The hazards associated with an intruder aircraft are defined using “Hazard State” parameters; these include the horizontal distance to the closest point of approach (CPA) between the own aircraft and intruder, the time to horizontal closest point of approach, and the current vertical separation between the own aircraft and intruder. The Well Clear Threshold (a separation standard that includes thresholds on time to closest point of approach, a horizontal miss distance and a vertical miss distance) is broken down into thresholds on each of these hazard states. In our previous work, we focused on CPA estimation error only, for a perfect sensor. This work will advance that analysis by addressing all three hazard states, adding sensor noise and also a new method for the Hazard States estimation.
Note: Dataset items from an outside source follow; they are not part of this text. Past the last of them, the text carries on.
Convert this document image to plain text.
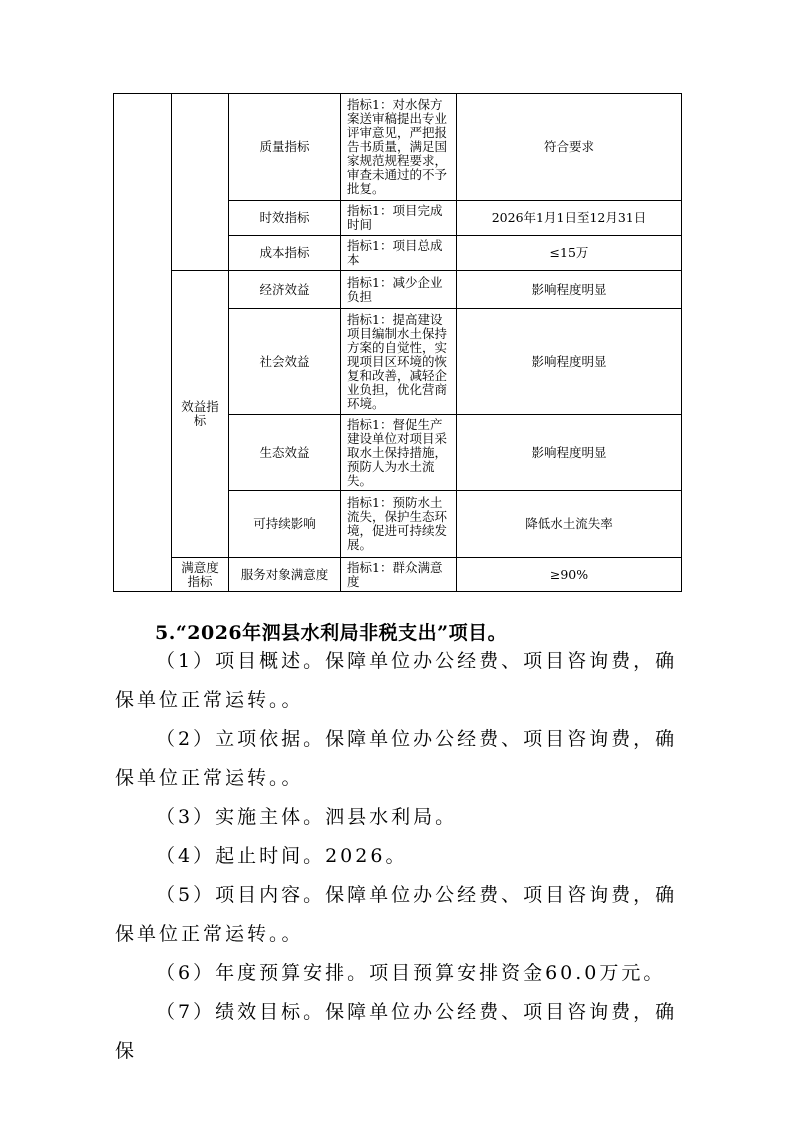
		质量指标	指标1：对水保方案送审稿提出专业评审意见，严把报告书质量，满足国家规范规程要求，审查未通过的不予批复。	符合要求
		时效指标	指标1：项目完成时间	2026年1月1日至12月31日
		成本指标	指标1：项目总成本	≤15万
	效益指标	经济效益	指标1：减少企业负担	影响程度明显
		社会效益	指标1：提高建设项目编制水土保持方案的自觉性，实现项目区环境的恢复和改善，减轻企业负担，优化营商环境。	影响程度明显
		生态效益	指标1：督促生产建设单位对项目采取水土保持措施，预防人为水土流失。	影响程度明显
		可持续影响	指标1：预防水土流失，保护生态环境，促进可持续发展。	降低水土流失率
	满意度指标	服务对象满意度	指标1：群众满意度	≥90%
5.“2026年泗县水利局非税支出”项目。

（1）项目概述。保障单位办公经费、项目咨询费，确保单位正常运转。。

（2）立项依据。保障单位办公经费、项目咨询费，确保单位正常运转。。

（3）实施主体。泗县水利局。

（4）起止时间。2026。

（5）项目内容。保障单位办公经费、项目咨询费，确保单位正常运转。。

（6）年度预算安排。项目预算安排资金60.0万元。

（7）绩效目标。保障单位办公经费、项目咨询费，确保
In order to minimize prediction errors on the Hazard States, we introduce a new method instead of using the RTCA DAA MOPS calculations (which are based on a linear trajectory). We don’t know future aircraft intent and maneuver changes, but using knowledge of the latest maneuver can significantly reduce our estimation error relative to the MOPS algorithm; also the estimate gets even better after the IMM recognizes the maneuver and adapts to the new predictions. We use the Kalman prediction step to estimate CPA, which will be the IMM Prediction.
Then, there will be four main different CPA definitions that we will evaluate in this work:
-MOPS: using the formula as defined by the MOPS.
-IMM-MOPS: using the formula as defined by the MOPS and the best trajectory estimation produced by the IMM algorithm.
-IMM-Predicted: the estimated closest point of approach calculated at each timestep, using the IMM prediction (the new method).
-True: only known after the simulation has ended (influenced by future mode switches), used here only for analysis purposes.
A new method based on the Kalman prediction phase inside the Interactive Multiple Model (IMM) algorithm is presented to estimate time to closest point of approach, horizontal miss distance, and vertical separation. An analysis of the sensor error on the algorithm estimation and the sensor field of regard requirement from the Air-to-Air Radar Minimum Operational Performance Standards (MOPS) is performed. The efficiency of the trajectory estimation has direct implication on the estimation of the intruder trajectory in relation to the own aircraft. In addition, we minimize mode transition prediction errors by introducing a new method for estimation of true CPA based on the Kalman prediction update, the IMM prediction. The methods described in this research can aid a certification authority in determining if a DAA system is sufficient for safely integration of UAS into the National Airspace System.